Hemorrhagic stroke is less common than ischemic stroke. It accounts for about 20% of all strokes. It has a much higher risk of fatality (death) than ischemic strokes. It results from a blood vessel rupturing and hemorrhaging into the brain tissue. The hemorrhage and the resulting edema (swelling) cause the brain to be compressed in the scull. Pressure can be exerted on the brainstem causing coma and death. In hemorrhagic strokes there is also a difference between:
- primary hemorrhage
- hemorrhagic infarct,
- an ischemic stroke in which there has been a secondary hemorrhage
Hemorrhagic stroke has two main types. Each is named according to the part of the brain affected by the bleeding: Subarachnoid hemorrhage and Intracerebral hemorrhage.
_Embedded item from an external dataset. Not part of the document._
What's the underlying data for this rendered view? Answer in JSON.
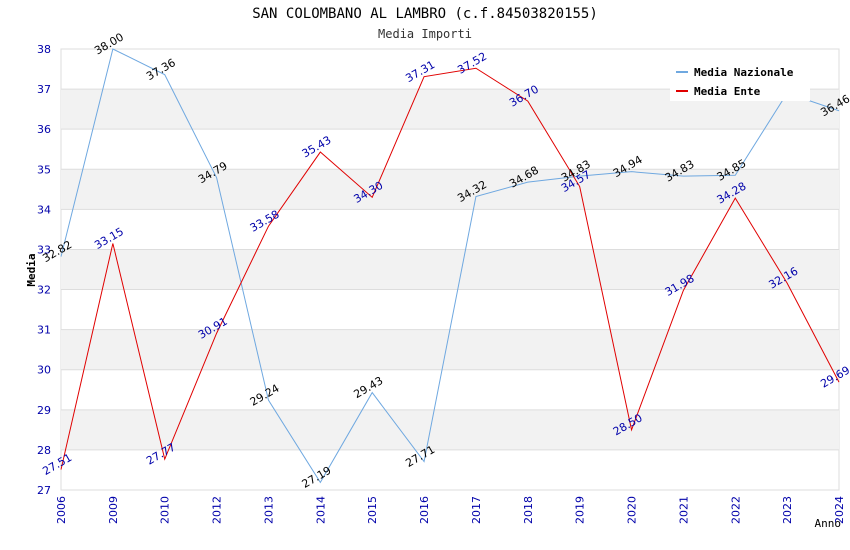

Subarachnoid hemorrhage from bleeding that occurs in the space between the surface of the brain and the skull. A common cause of subarachnoid hemorrhagic stroke is a burst aneurysm (an abnormal “bulging” of a blood vessel in the brain) or the rupture of an ateriovenous malformation, a congenitally malformed tangle of thin-walled blood vessels. You can find more information on subarachnoid hemorrhage here.
Who gets it?
Anyone with abnormalities of the arteries or blood vessels. Subarachnoid hemorrhage can occur at any age. No one is immune. A famous notable is Actress Sharon Stone whom has had a subarachnoid hemorrhage.
Intracerebral hemorrhage is caused by bleeding that occurs in the brain tissue. Most intracerebral hemorrhages are caused by a change in the arteries due to long-standing hypertension.
Who gets it?
Intracerebral hemorrhage occurs at all ages, however average age of hemorrhagic stroke is lower than for ischemic stroke.